I have the following Problem and I am not quite sure if I solve it right, could someone help me?
Investigate if the following map is injective or surjective and prove of linearity .
$l_1$ : $P_2$ ($\mathbb{R}$ ) -> $P_2$ ($\mathbb{R}$ ) ,$l_1$($p$)=:=($p') ^2$ , where $p'$ is the derivative of $p$
I know that in order to prove linearity I have to look if the map fullfilts
$$(p + q)(x) = p(x) + q(x)$$ $$(\alpha p)(x) = \alpha(p(x))$$
So if we say $$l_1(p)=l_2(p) =x$$ then $$(l_1 +l_2)(p) =(p_1')^2 +( p_2')^2=1 +1 = 2 $$ so it is not linear.

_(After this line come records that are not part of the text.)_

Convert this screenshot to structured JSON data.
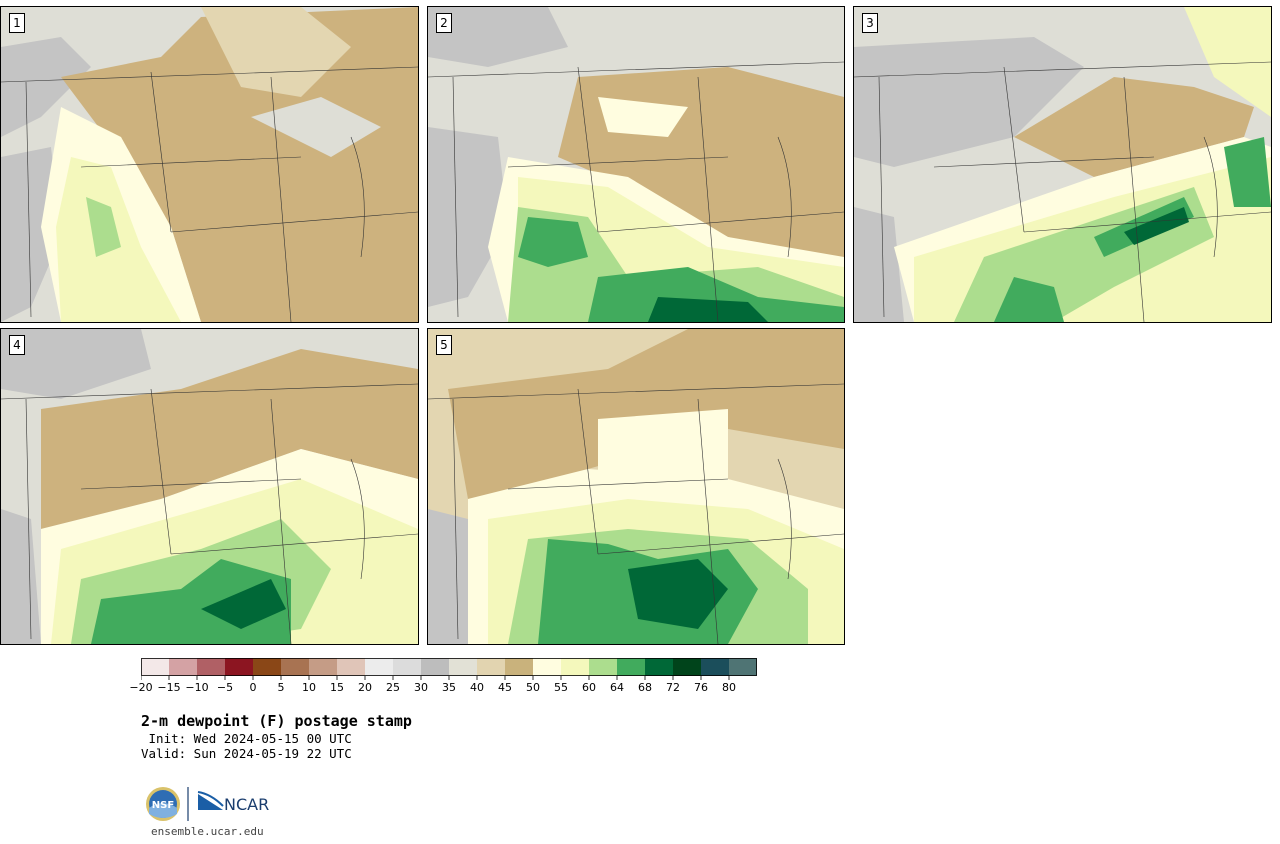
{
  "colors": {
    "scale": [
      "#f3e8e8",
      "#d4a2a4",
      "#b06065",
      "#8c1521",
      "#8a4717",
      "#a87352",
      "#c59c86",
      "#e0c5b8",
      "#ececec",
      "#dcdcdc",
      "#bdbdbd",
      "#e2e1d6",
      "#e2d4b0",
      "#c9b27c",
      "#fffde0",
      "#f4f8bc",
      "#acdd8e",
      "#41ab5d",
      "#006837",
      "#00441b",
      "#1b4e5b",
      "#4f7474"
    ],
    "land_gray": "#c4c4c4",
    "light_gray": "#deded6",
    "tan": "#cdb27e",
    "light_tan": "#e3d6b1",
    "cream": "#fffde0",
    "pale_yellow": "#f4f8bc",
    "light_green": "#acdd8e",
    "green": "#41ab5d",
    "dark_green": "#006837"
  },
  "panels": [
    {
      "label": "1"
    },
    {
      "label": "2"
    },
    {
      "label": "3"
    },
    {
      "label": "4"
    },
    {
      "label": "5"
    }
  ],
  "colorbar": {
    "tick_labels": [
      "−20",
      "−15",
      "−10",
      "−5",
      "0",
      "5",
      "10",
      "15",
      "20",
      "25",
      "30",
      "35",
      "40",
      "45",
      "50",
      "55",
      "60",
      "64",
      "68",
      "72",
      "76",
      "80"
    ]
  },
  "title": "2-m dewpoint (F) postage stamp",
  "init_line": " Init: Wed 2024-05-15 00 UTC",
  "valid_line": "Valid: Sun 2024-05-19 22 UTC",
  "logo": {
    "nsf_text": "NSF",
    "ncar_text": "NCAR"
  },
  "site": "ensemble.ucar.edu"
}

and in order to check injectivity we have :
$$f(x)=f(y), x=y$$ $$ l_1(p)= l_1(q)$$ $$(p_1')^2=(q_1')^2$$ and if we take square root then $p_1'=q_1'$, so the map is injective
First of all consider $p=x^{2}$ and $q=-x^{2}$, then $l_{1}(p)=4x^{2}=l_{1}(q)$ so $l_{1}$ is not injective. Also note that there is no polynomial $p$ such that $l_{1}(p)=x(x-1)$, so $l_{1}$ is not surjective. Finally note that $$l_{1}(p+q)=(p')^{2}+(q')^{2}+2p'q'=l_{1}(p)+l_{1}(q)+2p'q'$$ so $l_{1}$ is not linear.